A morning with the icosidodecahedron thanks to F3

I prnted the shape from Thingiverse and it was amazing!

“Permutahedron” by PFF000 on Thingiverse

We started the project today by examining the shape and comparing it to a few other shapes we printed. The comparison wasn’t planned – the other shapes just happened to still be on the table from prior projects . . . only at our house ðŸ™‚

Next we talked about permutations and the basic idea we were going to use to make the permutohedrons. We drew the 1 dimensional version on the whiteboard and talked about what we thought the 2 dimensional version would look like.
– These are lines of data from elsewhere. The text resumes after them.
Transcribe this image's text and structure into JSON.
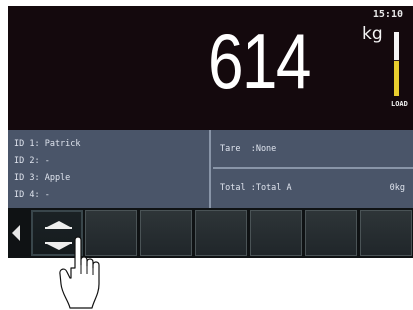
{
  "status": {
    "clock": "15:10",
    "unit": "kg",
    "weight": "614",
    "load_label": "LOAD",
    "load_level": 0.55
  },
  "ids": [
    {
      "label": "ID 1: Patrick"
    },
    {
      "label": "ID 2: -"
    },
    {
      "label": "ID 3: Apple"
    },
    {
      "label": "ID 4: -"
    }
  ],
  "tare": {
    "text": "Tare  :None"
  },
  "total": {
    "text": "Total :Total A",
    "value": "0kg"
  },
  "softkeys": {
    "back_icon": "left-triangle-icon",
    "scroll_icon": "up-down-arrows-icon",
    "empty_count_shown": 6
  },
  "cursor": {
    "icon": "pointing-hand-icon"
  }
}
We used our zometool set to make a grid to make the 2 dimensional permutohedron. Lots of different mathematical ideas for kids in this part of the project -> coordinate geometry, permutations, and regular old 2d geometry!

Next we went back to talk about how PFF000’s shape was made. Here’s the description on Thingiverse in case I messed up the description in the video:

“The boundary and internal edges of a 3D permutahedron.

The 4! vertices are given by the permutations of [1, 3, 4.2, 7], with an edge connecting two vertices if they agree in two of the four coordinates. The 4D vertices live in a 3D hyperplane, namely the sum of the coordinates is 15.2.

Designed with OpenSCAD.”

This part of the project was a little longer, but worth the time as both the simple counting ideas on the shape and the combinatorial ideas in the connection rules are important ideas:

Finally we wrapped up by taking a 2nd look at the shape and also comparing it to Bathsheba Grossman’s “Hypercube B” which was also still laying around on our project table!

This was a really fun project that brought in many ideas from different areas of math. I’m grateful to Allen Knutson for the tip on this one!